RSA encryption using multiplication

Question

Generally in RSA we encrypt as $m^e \pmod n$. Will RSA work if we replace the power by normal multiplication? $E = (m \times e) \mod n$ and decryption as $c \times d \mod n$. What will be $d$ disadvantage if it works ?

Answer 1

Suppose an RSA public key is still $(e, N)$ and the private key is still $d$. We have $Enc = (m*e) \text{ mod } N$ and $Dec = (c*d) \text{ mod } N$. The correctness of the scheme depends on the fact that $Dec(Enc(m)) = (m*e*d) \text{ mod } N = m \text{ mod } N$. This implies $e*d = 1 \text{ mod } N$. It is thus trivial to compute the private key given only the public key (i.e. compute $d = e^{-1} \text{ mod } N$). Hence this scheme is completely broken.
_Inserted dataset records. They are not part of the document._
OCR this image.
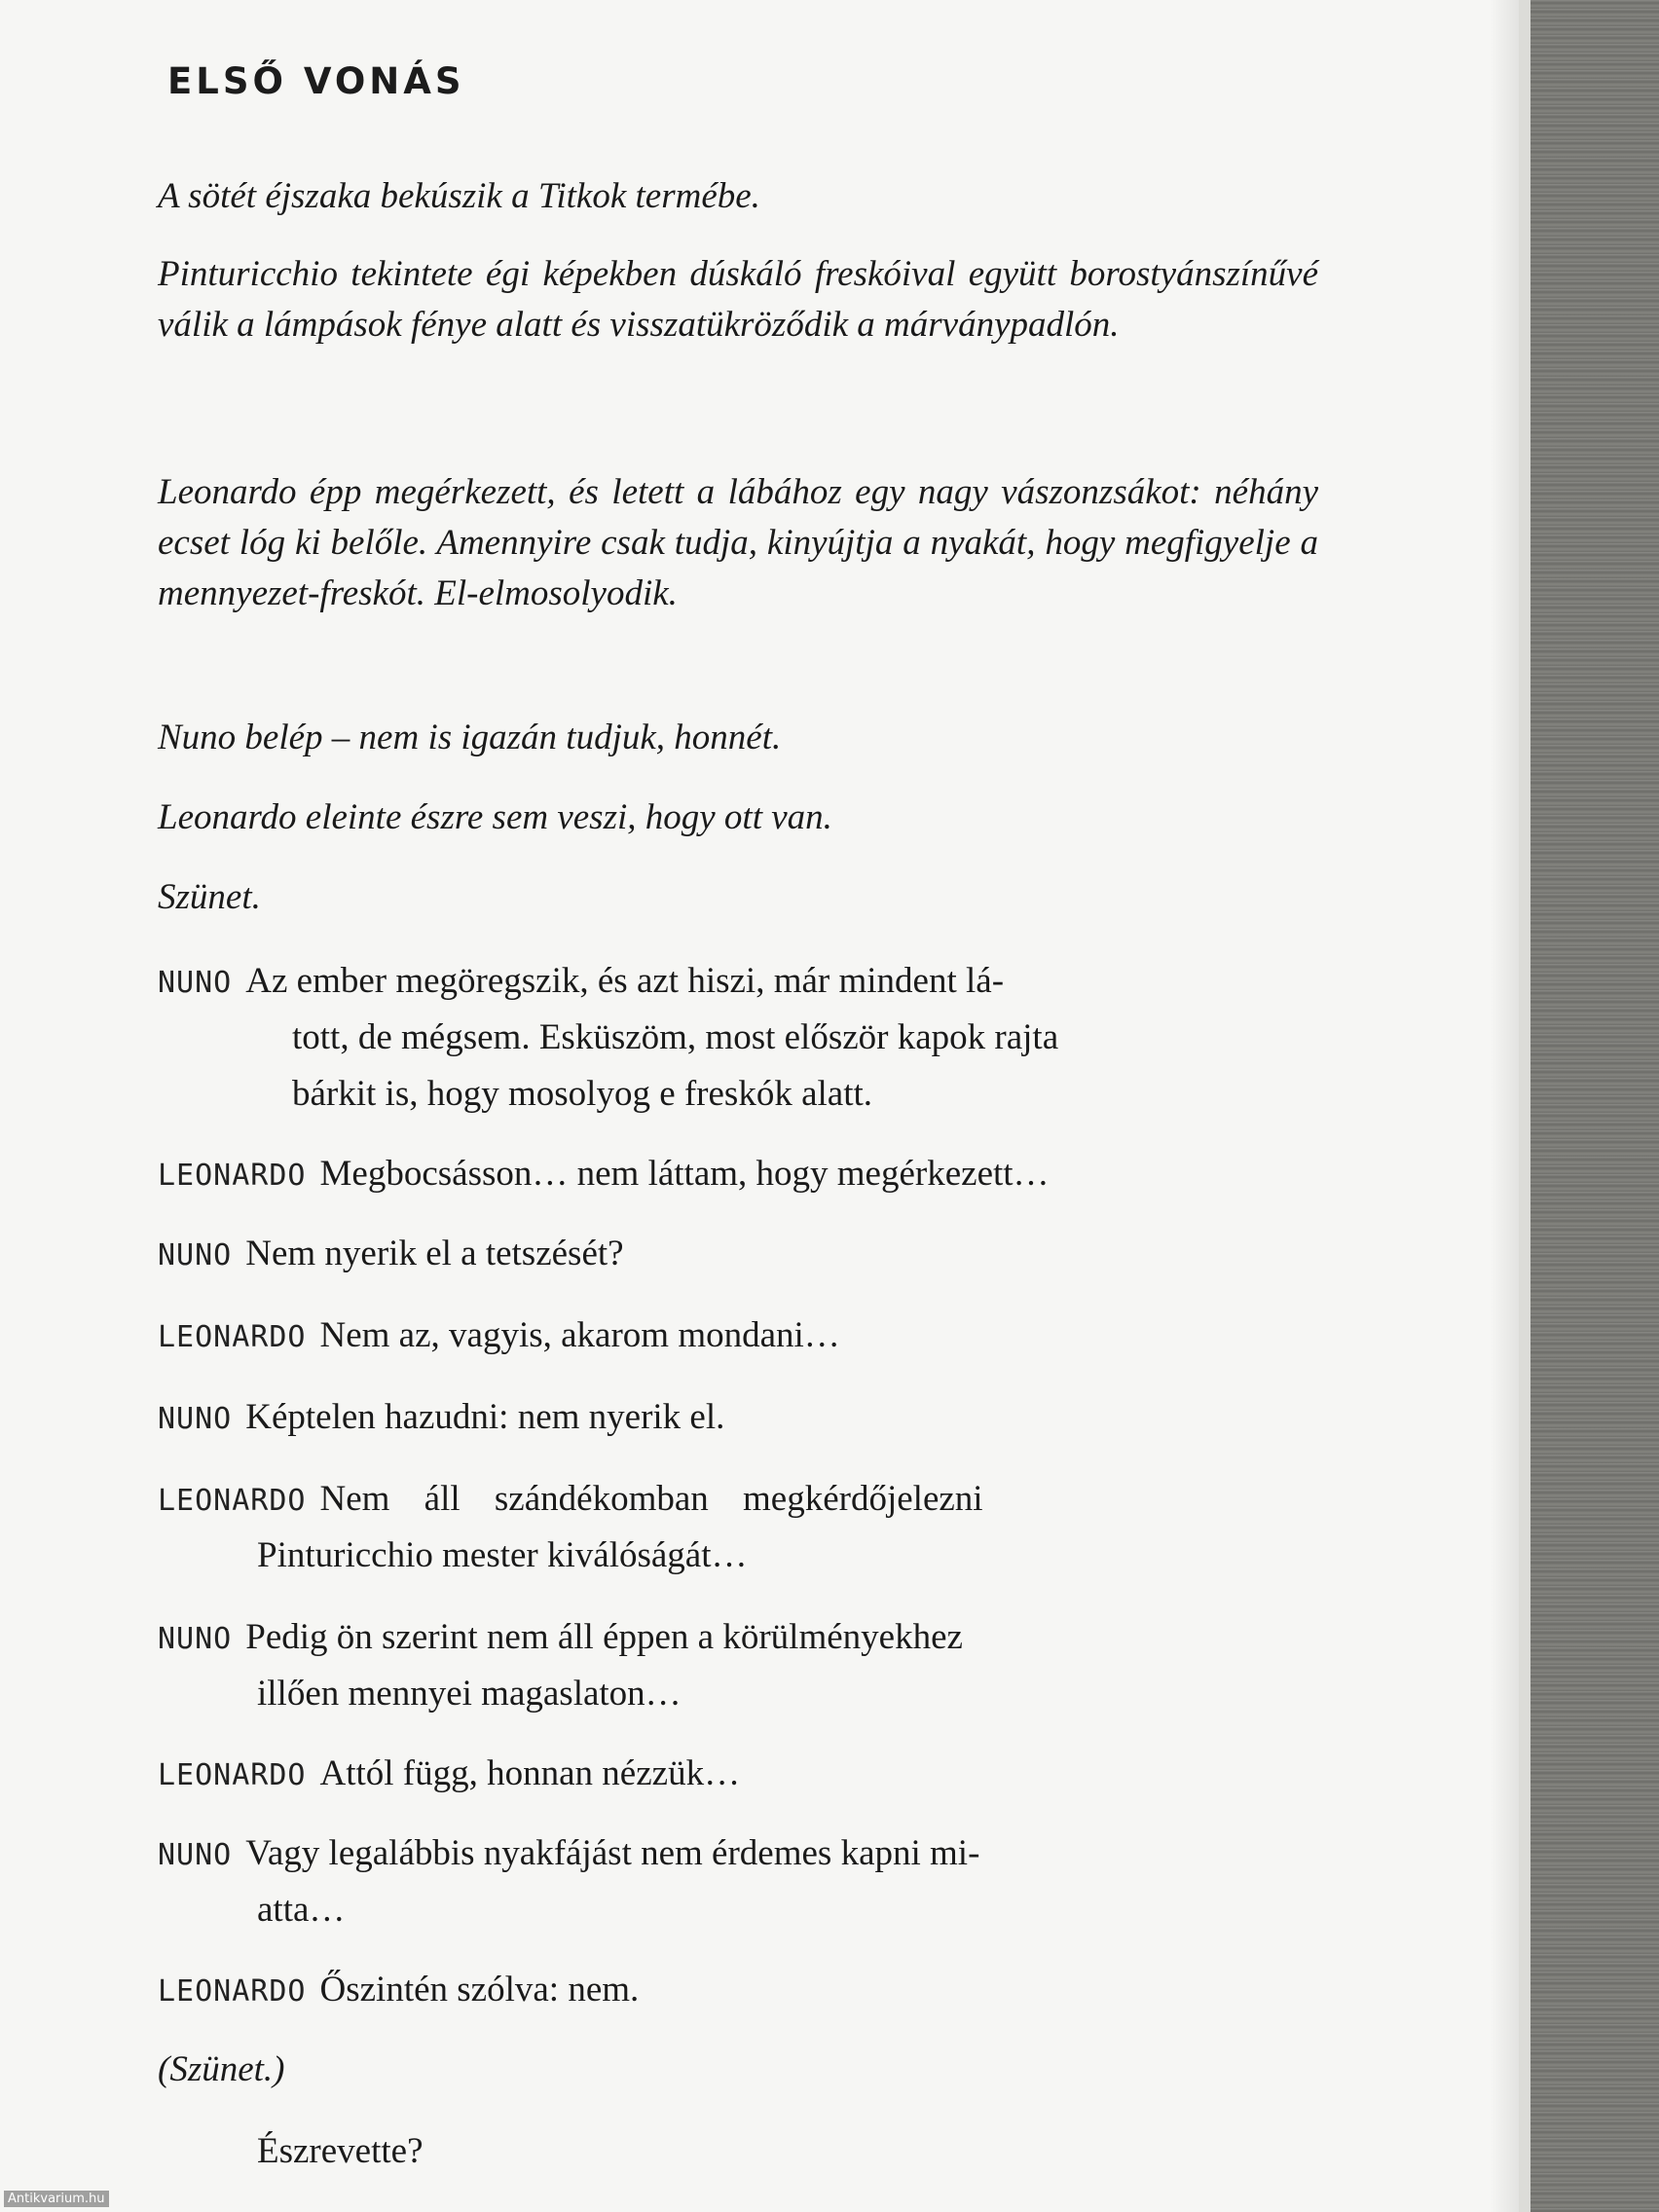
ELSŐ VONÁS

A sötét éjszaka bekúszik a Titkok termébe.

Pinturicchio tekintete égi képekben dúskáló freskóival együtt borostyánszínűvé válik a lámpások fénye alatt és visszatükröződik a márványpadlón.

Leonardo épp megérkezett, és letett a lábához egy nagy vászonzsákot: néhány ecset lóg ki belőle. Amennyire csak tudja, kinyújtja a nyakát, hogy megfigyelje a mennyezet-freskót. El-elmosolyodik.

Nuno belép – nem is igazán tudjuk, honnét.

Leonardo eleinte észre sem veszi, hogy ott van.

Szünet.

NUNO Az ember megöregszik, és azt hiszi, már mindent lá-

tott, de mégsem. Esküszöm, most először kapok rajta

bárkit is, hogy mosolyog e freskók alatt.

LEONARDO Megbocsásson… nem láttam, hogy megérkezett…

NUNO Nem nyerik el a tetszését?

LEONARDO Nem az, vagyis, akarom mondani…

NUNO Képtelen hazudni: nem nyerik el.

LEONARDO Nem áll szándékomban megkérdőjelezni

Pinturicchio mester kiválóságát…

NUNO Pedig ön szerint nem áll éppen a körülményekhez

illően mennyei magaslaton…

LEONARDO Attól függ, honnan nézzük…

NUNO Vagy legalábbis nyakfájást nem érdemes kapni mi-

atta…

LEONARDO Őszintén szólva: nem.

(Szünet.)

Észrevette?

Antikvarium.hu
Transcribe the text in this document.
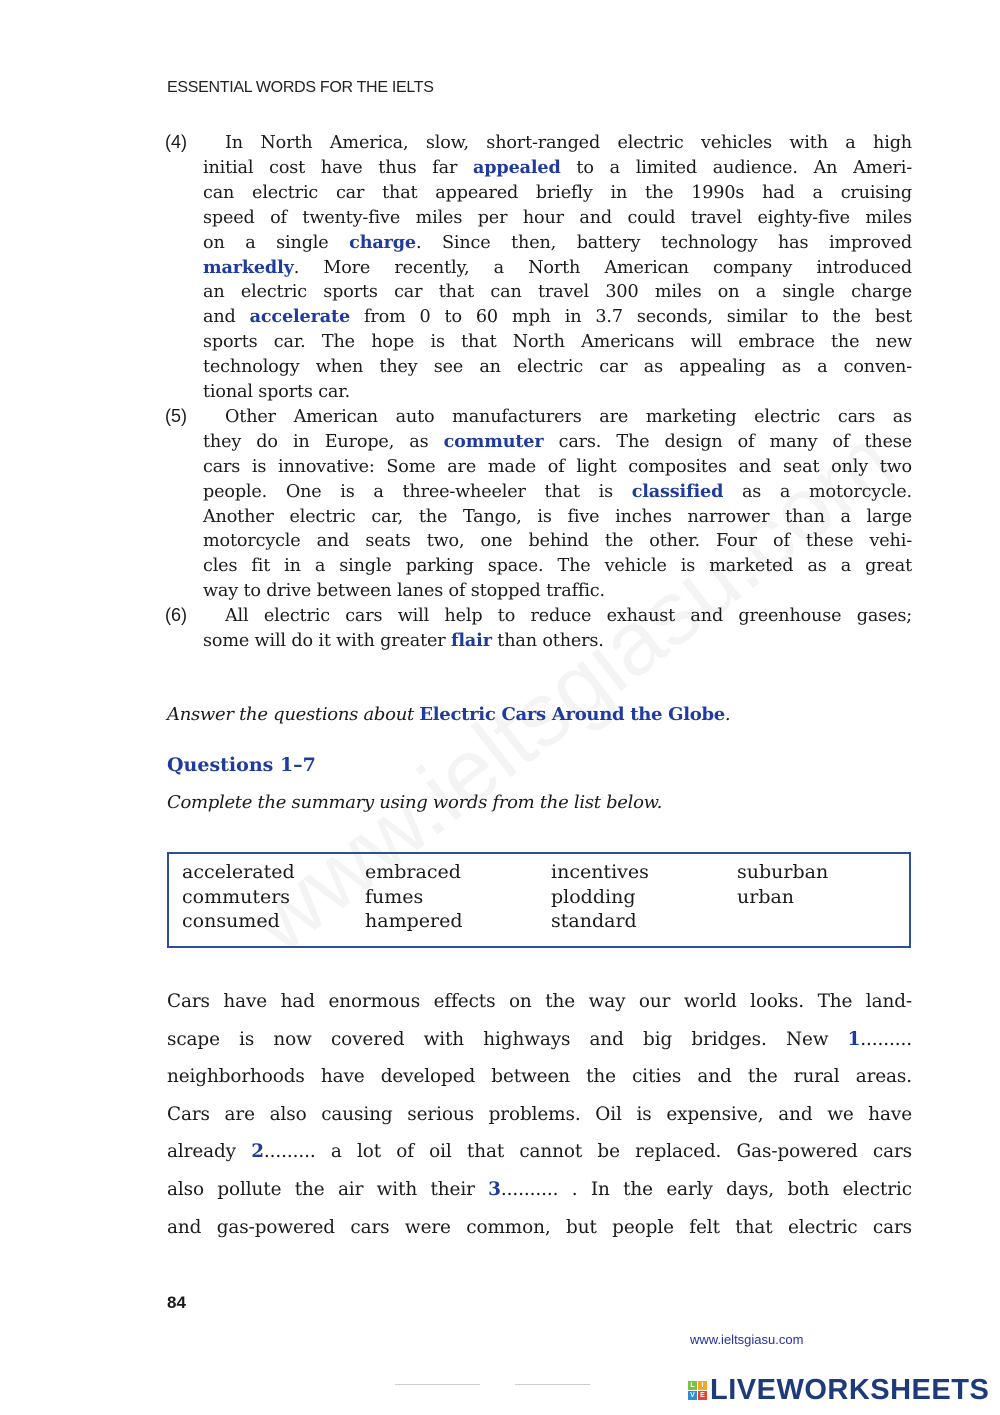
ESSENTIAL WORDS FOR THE IELTS
(4) In North America, slow, short-ranged electric vehicles with a high
initial cost have thus far appealed to a limited audience. An Ameri-
can electric car that appeared briefly in the 1990s had a cruising
speed of twenty-five miles per hour and could travel eighty-five miles
on a single charge. Since then, battery technology has improved
markedly. More recently, a North American company introduced
an electric sports car that can travel 300 miles on a single charge
and accelerate from 0 to 60 mph in 3.7 seconds, similar to the best
sports car. The hope is that North Americans will embrace the new
technology when they see an electric car as appealing as a conven-
tional sports car.
(5) Other American auto manufacturers are marketing electric cars as
they do in Europe, as commuter cars. The design of many of these
cars is innovative: Some are made of light composites and seat only two
people. One is a three-wheeler that is classified as a motorcycle.
Another electric car, the Tango, is five inches narrower than a large
motorcycle and seats two, one behind the other. Four of these vehi-
cles fit in a single parking space. The vehicle is marketed as a great
way to drive between lanes of stopped traffic.
(6) All electric cars will help to reduce exhaust and greenhouse gases;
some will do it with greater flair than others.
Answer the questions about Electric Cars Around the Globe.
Questions 1–7
Complete the summary using words from the list below.
accelerated
commuters
consumed
embraced
fumes
hampered
incentives
plodding
standard
suburban
urban
Cars have had enormous effects on the way our world looks. The land-
scape is now covered with highways and big bridges. New 1.........
neighborhoods have developed between the cities and the rural areas.
Cars are also causing serious problems. Oil is expensive, and we have
already 2......... a lot of oil that cannot be replaced. Gas-powered cars
also pollute the air with their 3.......... . In the early days, both electric
and gas-powered cars were common, but people felt that electric cars
84
www.ieltsgiasu.com
L I
V E LIVEWORKSHEETS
Note that this scheme only works if $e$ and $N$ are coprime otherwise no $d$ such that $e*d = 1 \text{ mod } N$ exists.

Answer 2

Assumption: $e$ and $d$ are prime with $N$.

If we use the multiplication instead of the power. We have $d \equiv e^{-1} \pmod N$ :

\begin{align}c \times d &= m &\mod N\\ m \times e \times d &= m &\mod N\\ e \times d &= 1 &\mod N \end{align} (It has to work for any $m$ so we can suppose $m$ prime).

$e$ and $N$ are publicly known, to compute $d$ the inverse of $e$, you just need the Extended Euclidean Algorithm : $e$ is prime with $N$, therefore there exists $u, v$ such as $$e \times u + N \times v = 1$$ by Bezout's Theorem $$e \times u = 1 \pmod N$$ Therefore $u = d = e^{-1}$ which is easily computed.